Hepatitis C cases rising among Massachusetts youth
CHICAGO (Reuters) - Hepatitis C infections are rising quickly among white youth in Massachusetts, fueled by increases in the use of heroin and other injection drugs, local and federal health researchers said Thursday.
Cases of the infection -- a leading cause of liver damage and cancer -- have been dropping across the general population, but they started rising in youth aged 15 to 24 between 2002 and 2006, a trend that continued through 2009, a team from the Massachusetts Department of Public Health reported.

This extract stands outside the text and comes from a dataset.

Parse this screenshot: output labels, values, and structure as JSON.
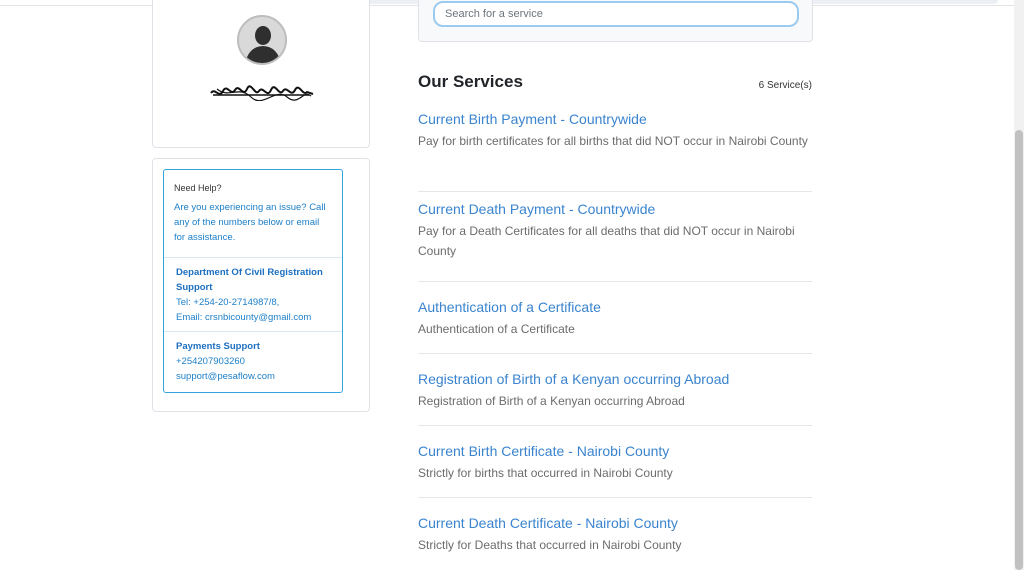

"Of cases with available risk data, injection drug use was the most common risk factor for HCV transmission," the team wrote in the U.S. Centers for Disease Control and Prevention's weekly report on death and disease.
"The increase in case reports appears to represent an epidemic of HCV infection related to IDU (injected drug use) among new populations of adolescents and young adults in Massachusetts," they wrote.
The CDC said in an editorial is had been documenting cases of Hepatitis C infection for decades, but it called the recent epidemic among adolescents and young adults and its apparent link to IV drug use "a disturbing trend."
"Law enforcement data suggest this trend might be occurring in other states," the CDC said, citing data showing increases in first-time heroin use, which jumped to 180,000 in 2009 from 100,000 in 2002.
Law enforcement reports from officials in the Great Lakes, Mid-Atlantic, New England, New York/New Jersey, Southeast, and West Central regions also suggests that heroin use is increasing, particularly among younger users.
Hepatitis C, an infection caused by a virus that attacks the liver, is considered one of the most serious of the hepatitis viruses. It is commonly passed through contaminated blood -- often through needles shared during illegal drug use.
The latest cases were reported from across Massachusetts, mostly among non-Hispanic whites, and were split evenly between males and females.
Of 1,196 cases in which doctors had a history of potential risk factors, 72 percent were in people who reported current or past injection drug use.
Among the 719 people who said they injected drugs in the preceding 12 months, 85 percent said they had used heroin, 29 percent had used cocaine, 1 percent had used methamphetamine and 4 percent had used other drugs.
They said the study suggested the need for better monitoring of Hepatitis C infection and better prevention efforts targeting adolescents and young adults, they said.
According to the CDC, 3.2 million Americans are infected. Most people who are newly infected have no symptoms.